Example 8.3 (continued): What is the estimated probability (and 95% CI) of lifetime marijuana use for someone who first used alcohol at age 13 years, is currently age 30 years, male, and has an income of < $20,000?
# Always include the intercept for estimation
# Specify a 1 for the intercept, a # for each continuous predictor
# and a 1 for each non-reference level of a categorical variable.
# If a predictor is at its reference level, specify a 0 or exclude it.
ilogit(
svycontrast_design_df(fit.ex8.3,
c("(Intercept)" = 1,
"alc_agefirst" = 13,
"age_new26-34" = 1))
)
## est lower upper
## 1 0.8682 0.8554 0.8799
Conclusion: The predicted probability of lifetime marijuana use among such individuals is 86.8% (95% CI = 85.5%, 88.0%).
8.6.3 Interactions
Including an interaction in the model and estimating the effect of one variable at levels of another proceeds as described for weighted linear regression above with the addition of exponentiating to obtain AORs.
Example 8.3 (continued): After adjusting for age and income, does the association between lifetime marijuana use and age at first use of alcohol differ by sex? What are the AORs for age at first alcohol use for males and females?

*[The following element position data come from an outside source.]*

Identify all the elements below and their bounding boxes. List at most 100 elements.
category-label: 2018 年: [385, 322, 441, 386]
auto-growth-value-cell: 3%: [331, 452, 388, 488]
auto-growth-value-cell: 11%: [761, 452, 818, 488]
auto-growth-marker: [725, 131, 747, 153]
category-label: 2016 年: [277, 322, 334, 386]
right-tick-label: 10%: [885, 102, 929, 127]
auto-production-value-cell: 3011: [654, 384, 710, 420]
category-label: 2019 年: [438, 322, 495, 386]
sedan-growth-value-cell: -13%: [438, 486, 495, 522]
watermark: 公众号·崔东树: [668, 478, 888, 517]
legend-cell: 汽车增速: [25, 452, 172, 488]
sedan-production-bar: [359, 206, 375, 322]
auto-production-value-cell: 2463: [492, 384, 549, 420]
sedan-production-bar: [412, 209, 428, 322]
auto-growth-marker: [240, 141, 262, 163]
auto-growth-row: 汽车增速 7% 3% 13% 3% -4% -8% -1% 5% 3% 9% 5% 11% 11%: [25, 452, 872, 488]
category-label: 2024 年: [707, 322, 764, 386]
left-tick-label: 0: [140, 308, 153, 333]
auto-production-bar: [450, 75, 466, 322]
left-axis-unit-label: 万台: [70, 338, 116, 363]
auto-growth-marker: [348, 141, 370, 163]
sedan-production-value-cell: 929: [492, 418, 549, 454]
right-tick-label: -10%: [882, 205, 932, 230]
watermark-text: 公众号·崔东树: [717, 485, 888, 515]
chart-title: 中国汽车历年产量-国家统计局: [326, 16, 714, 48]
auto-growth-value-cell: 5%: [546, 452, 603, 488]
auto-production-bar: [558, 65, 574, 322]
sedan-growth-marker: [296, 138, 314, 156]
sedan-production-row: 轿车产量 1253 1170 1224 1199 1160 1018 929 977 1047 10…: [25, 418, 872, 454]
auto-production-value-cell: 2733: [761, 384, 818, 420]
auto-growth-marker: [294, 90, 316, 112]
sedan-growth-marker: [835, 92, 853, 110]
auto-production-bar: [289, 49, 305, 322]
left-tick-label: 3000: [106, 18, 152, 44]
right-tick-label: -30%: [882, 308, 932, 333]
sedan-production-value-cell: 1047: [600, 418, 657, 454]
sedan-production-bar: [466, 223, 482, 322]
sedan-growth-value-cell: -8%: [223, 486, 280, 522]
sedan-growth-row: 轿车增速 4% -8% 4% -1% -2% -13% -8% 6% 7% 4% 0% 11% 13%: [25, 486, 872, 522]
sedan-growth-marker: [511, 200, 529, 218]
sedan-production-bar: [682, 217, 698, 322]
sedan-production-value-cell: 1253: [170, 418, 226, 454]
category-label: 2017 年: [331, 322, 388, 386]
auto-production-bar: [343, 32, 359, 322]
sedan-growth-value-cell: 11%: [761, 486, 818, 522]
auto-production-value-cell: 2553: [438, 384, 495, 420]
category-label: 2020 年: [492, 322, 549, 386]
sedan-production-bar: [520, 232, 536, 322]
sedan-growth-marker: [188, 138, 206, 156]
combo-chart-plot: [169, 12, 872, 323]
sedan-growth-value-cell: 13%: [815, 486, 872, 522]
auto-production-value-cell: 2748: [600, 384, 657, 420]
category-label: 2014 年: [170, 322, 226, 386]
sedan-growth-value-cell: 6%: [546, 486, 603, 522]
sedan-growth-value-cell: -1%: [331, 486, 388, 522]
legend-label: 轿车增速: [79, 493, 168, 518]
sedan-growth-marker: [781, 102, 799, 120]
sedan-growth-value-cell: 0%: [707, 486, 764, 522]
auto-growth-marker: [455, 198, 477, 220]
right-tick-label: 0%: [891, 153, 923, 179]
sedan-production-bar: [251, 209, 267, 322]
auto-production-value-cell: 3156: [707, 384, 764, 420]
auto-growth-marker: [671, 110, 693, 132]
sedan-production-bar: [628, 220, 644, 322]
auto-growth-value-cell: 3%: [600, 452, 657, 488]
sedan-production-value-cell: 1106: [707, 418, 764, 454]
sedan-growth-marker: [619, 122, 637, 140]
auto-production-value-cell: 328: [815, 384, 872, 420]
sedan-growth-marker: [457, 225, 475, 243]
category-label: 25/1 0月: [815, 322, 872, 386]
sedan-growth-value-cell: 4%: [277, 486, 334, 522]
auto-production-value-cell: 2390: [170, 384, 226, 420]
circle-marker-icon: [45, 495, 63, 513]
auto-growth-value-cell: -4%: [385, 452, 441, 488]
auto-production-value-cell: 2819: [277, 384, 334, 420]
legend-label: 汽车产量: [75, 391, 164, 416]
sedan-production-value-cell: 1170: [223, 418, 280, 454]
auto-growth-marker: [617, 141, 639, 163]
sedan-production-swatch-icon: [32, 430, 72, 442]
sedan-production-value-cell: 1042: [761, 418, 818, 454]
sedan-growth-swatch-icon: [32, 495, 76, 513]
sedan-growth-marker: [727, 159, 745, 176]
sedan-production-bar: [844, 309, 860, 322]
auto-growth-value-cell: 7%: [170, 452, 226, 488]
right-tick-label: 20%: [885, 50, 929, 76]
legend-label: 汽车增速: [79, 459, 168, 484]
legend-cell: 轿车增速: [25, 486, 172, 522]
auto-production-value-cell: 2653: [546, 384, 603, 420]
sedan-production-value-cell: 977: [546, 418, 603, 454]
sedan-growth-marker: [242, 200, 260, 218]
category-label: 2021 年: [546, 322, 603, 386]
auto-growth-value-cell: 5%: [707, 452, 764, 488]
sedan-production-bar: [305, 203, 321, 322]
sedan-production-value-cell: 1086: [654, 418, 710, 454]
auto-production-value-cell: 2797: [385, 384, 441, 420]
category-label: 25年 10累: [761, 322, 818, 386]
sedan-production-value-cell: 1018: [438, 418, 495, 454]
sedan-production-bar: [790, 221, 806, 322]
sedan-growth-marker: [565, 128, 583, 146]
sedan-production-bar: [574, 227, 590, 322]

fit.ex8.3.int <- svyglm(mj_lifetime ~ alc_agefirst +
age_new + demog_sex + demog_income +
alc_agefirst:demog_sex,
family =quasibinomial(),
design = design.NSDUH.adults)
round(
cbind(
summary(fit.ex8.3.int,
df.resid=degf(fit.ex8.3.int$survey.design))$coef,
confint(fit.ex8.3.int,
ddf=degf(fit.ex8.3.int$survey.design))
)
, 4)
## Estimate Std. Error t value Pr(>|t|) 2.5 % 97.5 %
## (Intercept) 4.4769 0.1719 26.048 0.0000 4.1317 4.8222
## alc_agefirst -0.2219 0.0096 -23.228 0.0000 -0.2411 -0.2027
## age_new26-34 0.2063 0.0457 4.511 0.0000 0.1145 0.2982
## age_new35-49 -0.1658 0.0429 -3.868 0.0003 -0.2519 -0.0797
## age_new50-64 -0.0941 0.0512 -1.838 0.0720 -0.1970 0.0087
## age_new65+ -0.7821 0.0565 -13.843 0.0000 -0.8955 -0.6686
## demog_sexFemale 0.6840 0.3188 2.145 0.0368 0.0436 1.3243
## demog_income$20,000 - $49,999 -0.1586 0.0359 -4.419 0.0001 -0.2308 -0.0865
## demog_income$50,000 - $74,999 -0.0846 0.0564 -1.500 0.1399 -0.1978 0.0287
## demog_income$75,000 or more -0.1303 0.0431 -3.021 0.0040 -0.2170 -0.0437
## alc_agefirst:demog_sexFemale -0.0432 0.0181 -2.380 0.0212 -0.0796 -0.0067
rbind(
"alc_agefirst @ Male" = svycontrast_design_df(fit.ex8.3.int,
c("alc_agefirst" = 1),
EXP = T), # Exponentiate to get OR
"alc_agefirst @ Female" = svycontrast_design_df(fit.ex8.3.int,
c("alc_agefirst" = 1,
"alc_agefirst:demog_sexFemale" = 1),
EXP = T)
)
## est lower upper
## alc_agefirst @ Male 0.8010 0.7858 0.8165
## alc_agefirst @ Female 0.7671 0.7461 0.7887
Conclusion: After adjusting for age and income, the association between lifetime marijuana use and age at first use of alcohol significantly differs between sexes (p = .021, the p-value for the interaction term alc_agefirst:demog_sexFemale
). For both males and females, those who start using alcohol at an older age have lower odds of lifetime marijuana use, but this effect is stronger (AOR further from 1) in females (AOR = 0.77) than in males (AOR = 0.80).